In other instances, it may be important not to simply remove a column, but alter it into a different type of data. In this dataset, Age is a float. This is to account for infants who were below the age of 1 on the Titanic. Let’s presume that we want to convert all these floats to integers. To do that we can use the .astype() method on a specific row.

df2.Age = df2.Age.astype(int)
c:\users\wma22\appdata\local\programs\python\python39\lib\site-packages\pandas\core\generic.py:5494: SettingWithCopyWarning: 
A value is trying to be set on a copy of a slice from a DataFrame.
Try using .loc[row_indexer,col_indexer] = value instead

See the caveats in the documentation: https://pandas.pydata.org/pandas-docs/stable/user_guide/indexing.html#returning-a-view-versus-a-copy
  self[name] = value
df2
PassengerId Survived Pclass Name Sex Age SibSp Parch Ticket Fare Cabin Embarked
0 1 0 3 Braund, Mr. Owen Harris male 22 1 0 A/5 21171 7.2500 NaN S
1 2 1 1 Cumings, Mrs. John Bradley (Florence Briggs Th... female 38 1 0 PC 17599 71.2833 C85 C
2 3 1 3 Heikkinen, Miss. Laina female 26 0 0 STON/O2. 3101282 7.9250 NaN S
3 4 1 1 Futrelle, Mrs. Jacques Heath (Lily May Peel) female 35 1 0 113803 53.1000 C123 S
4 5 0 3 Allen, Mr. William Henry male 35 0 0 373450 8.0500 NaN S
... ... ... ... ... ... ... ... ... ... ... ... ...
885 886 0 3 Rice, Mrs.
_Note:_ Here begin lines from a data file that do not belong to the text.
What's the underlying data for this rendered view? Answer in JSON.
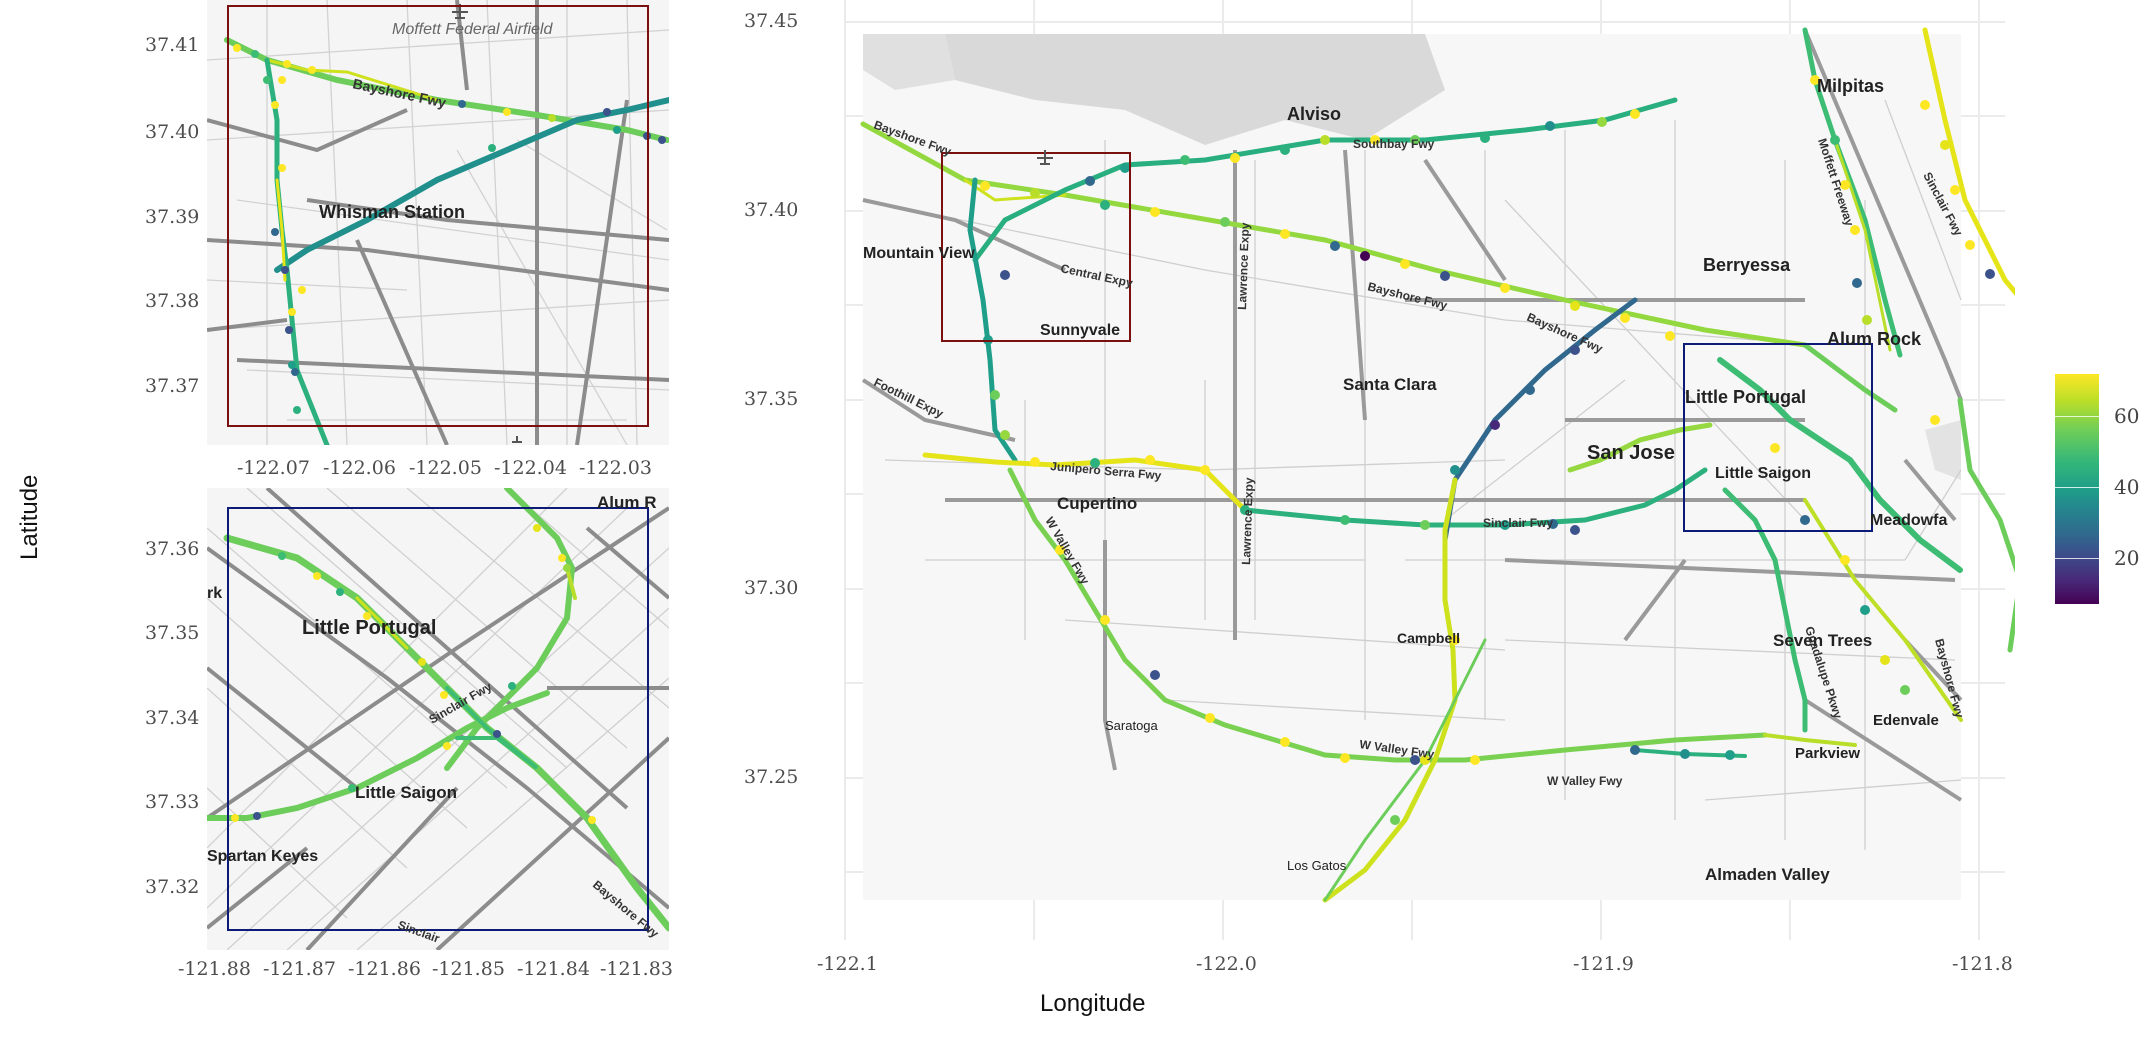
{
  "colors": {
    "inset1_box": "#7a1010",
    "inset2_box": "#0c1a78",
    "legend_low": "#440154",
    "legend_mid": "#21908d",
    "legend_high": "#fde725"
  },
  "axes": {
    "xlabel": "Longitude",
    "ylabel": "Latitude"
  },
  "main": {
    "x_ticks": [
      "-122.1",
      "-122.0",
      "-121.9",
      "-121.8"
    ],
    "y_ticks": [
      "37.45",
      "37.40",
      "37.35",
      "37.30",
      "37.25"
    ],
    "xlim": [
      -122.1,
      -121.8
    ],
    "ylim": [
      37.22,
      37.45
    ],
    "places": [
      "Milpitas",
      "Alviso",
      "Berryessa",
      "Alum Rock",
      "Little Portugal",
      "San Jose",
      "Little Saigon",
      "Meadowfa",
      "Santa Clara",
      "Mountain View",
      "Sunnyvale",
      "Cupertino",
      "Campbell",
      "Saratoga",
      "Los Gatos",
      "Seven Trees",
      "Edenvale",
      "Parkview",
      "Almaden Valley"
    ],
    "roads": [
      "Bayshore Fwy",
      "Southbay Fwy",
      "Moffett Freeway",
      "Sinclair Fwy",
      "Central Expy",
      "Lawrence Expy",
      "Bayshore Fwy",
      "Bayshore Fwy",
      "Foothill Expy",
      "Junipero Serra Fwy",
      "W Valley Fwy",
      "Lawrence Expy",
      "Sinclair Fwy",
      "Guadalupe Pkwy",
      "W Valley Fwy",
      "W Valley Fwy",
      "Bayshore Fwy"
    ]
  },
  "inset1": {
    "x_ticks": [
      "-122.07",
      "-122.06",
      "-122.05",
      "-122.04",
      "-122.03"
    ],
    "y_ticks": [
      "37.41",
      "37.40",
      "37.39",
      "37.38",
      "37.37"
    ],
    "xlim": [
      -122.072,
      -122.026
    ],
    "ylim": [
      37.364,
      37.416
    ],
    "places": [
      "Moffett Federal Airfield",
      "Whisman Station"
    ],
    "roads": [
      "Bayshore Fwy"
    ]
  },
  "inset2": {
    "x_ticks": [
      "-121.88",
      "-121.87",
      "-121.86",
      "-121.85",
      "-121.84",
      "-121.83"
    ],
    "y_ticks": [
      "37.36",
      "37.35",
      "37.34",
      "37.33",
      "37.32"
    ],
    "xlim": [
      -121.88,
      -121.826
    ],
    "ylim": [
      37.314,
      37.366
    ],
    "places": [
      "Alum R",
      "rk",
      "Little Portugal",
      "Little Saigon",
      "Spartan Keyes"
    ],
    "roads": [
      "Sinclair Fwy",
      "Bayshore Fwy",
      "Sinclair"
    ]
  },
  "legend": {
    "ticks": [
      "60",
      "40",
      "20"
    ],
    "range": [
      7,
      72
    ]
  }
}
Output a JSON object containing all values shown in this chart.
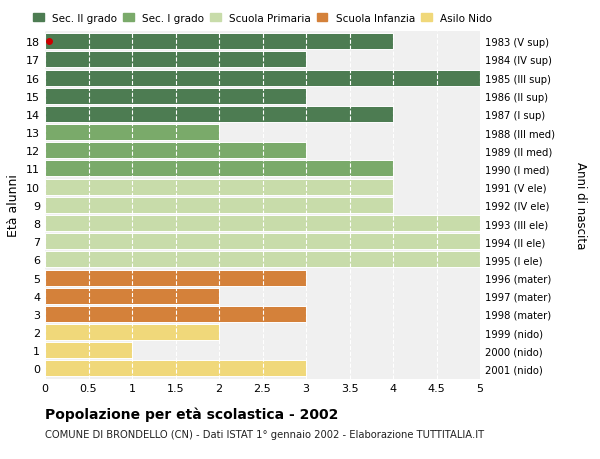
{
  "ages": [
    18,
    17,
    16,
    15,
    14,
    13,
    12,
    11,
    10,
    9,
    8,
    7,
    6,
    5,
    4,
    3,
    2,
    1,
    0
  ],
  "values": [
    4,
    3,
    5,
    3,
    4,
    2,
    3,
    4,
    4,
    4,
    5,
    5,
    5,
    3,
    2,
    3,
    2,
    1,
    3
  ],
  "right_labels": [
    "1983 (V sup)",
    "1984 (IV sup)",
    "1985 (III sup)",
    "1986 (II sup)",
    "1987 (I sup)",
    "1988 (III med)",
    "1989 (II med)",
    "1990 (I med)",
    "1991 (V ele)",
    "1992 (IV ele)",
    "1993 (III ele)",
    "1994 (II ele)",
    "1995 (I ele)",
    "1996 (mater)",
    "1997 (mater)",
    "1998 (mater)",
    "1999 (nido)",
    "2000 (nido)",
    "2001 (nido)"
  ],
  "colors": [
    "#4d7c52",
    "#4d7c52",
    "#4d7c52",
    "#4d7c52",
    "#4d7c52",
    "#7aaa6a",
    "#7aaa6a",
    "#7aaa6a",
    "#c8dcaa",
    "#c8dcaa",
    "#c8dcaa",
    "#c8dcaa",
    "#c8dcaa",
    "#d4813a",
    "#d4813a",
    "#d4813a",
    "#f0d87a",
    "#f0d87a",
    "#f0d87a"
  ],
  "legend_labels": [
    "Sec. II grado",
    "Sec. I grado",
    "Scuola Primaria",
    "Scuola Infanzia",
    "Asilo Nido"
  ],
  "legend_colors": [
    "#4d7c52",
    "#7aaa6a",
    "#c8dcaa",
    "#d4813a",
    "#f0d87a"
  ],
  "ylabel_left": "Età alunni",
  "ylabel_right": "Anni di nascita",
  "xlim": [
    0,
    5.0
  ],
  "xticks": [
    0,
    0.5,
    1.0,
    1.5,
    2.0,
    2.5,
    3.0,
    3.5,
    4.0,
    4.5,
    5.0
  ],
  "title": "Popolazione per età scolastica - 2002",
  "subtitle": "COMUNE DI BRONDELLO (CN) - Dati ISTAT 1° gennaio 2002 - Elaborazione TUTTITALIA.IT",
  "background_color": "#ffffff",
  "plot_bg_color": "#f0f0f0",
  "grid_color": "#ffffff",
  "bar_height": 0.88,
  "dot_age": 18,
  "dot_color": "#cc0000"
}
William (Margaret Norton) female 39 0 5 382652 29.1250 NaN Q
886 887 0 2 Montvila, Rev. Juozas male 27 0 0 211536 13.0000 NaN S
887 888 1 1 Graham, Miss. Margaret Edith female 19 0 0 112053 30.0000 B42 S
889 890 1 1 Behr, Mr. Karl Howell male 26 0 0 111369 30.0000 C148 C
890 891 0 3 Dooley, Mr. Patrick male 32 0 0 370376 7.7500 NaN Q

714 rows × 12 columns

Now our Age column is no longer a float, rather an integer.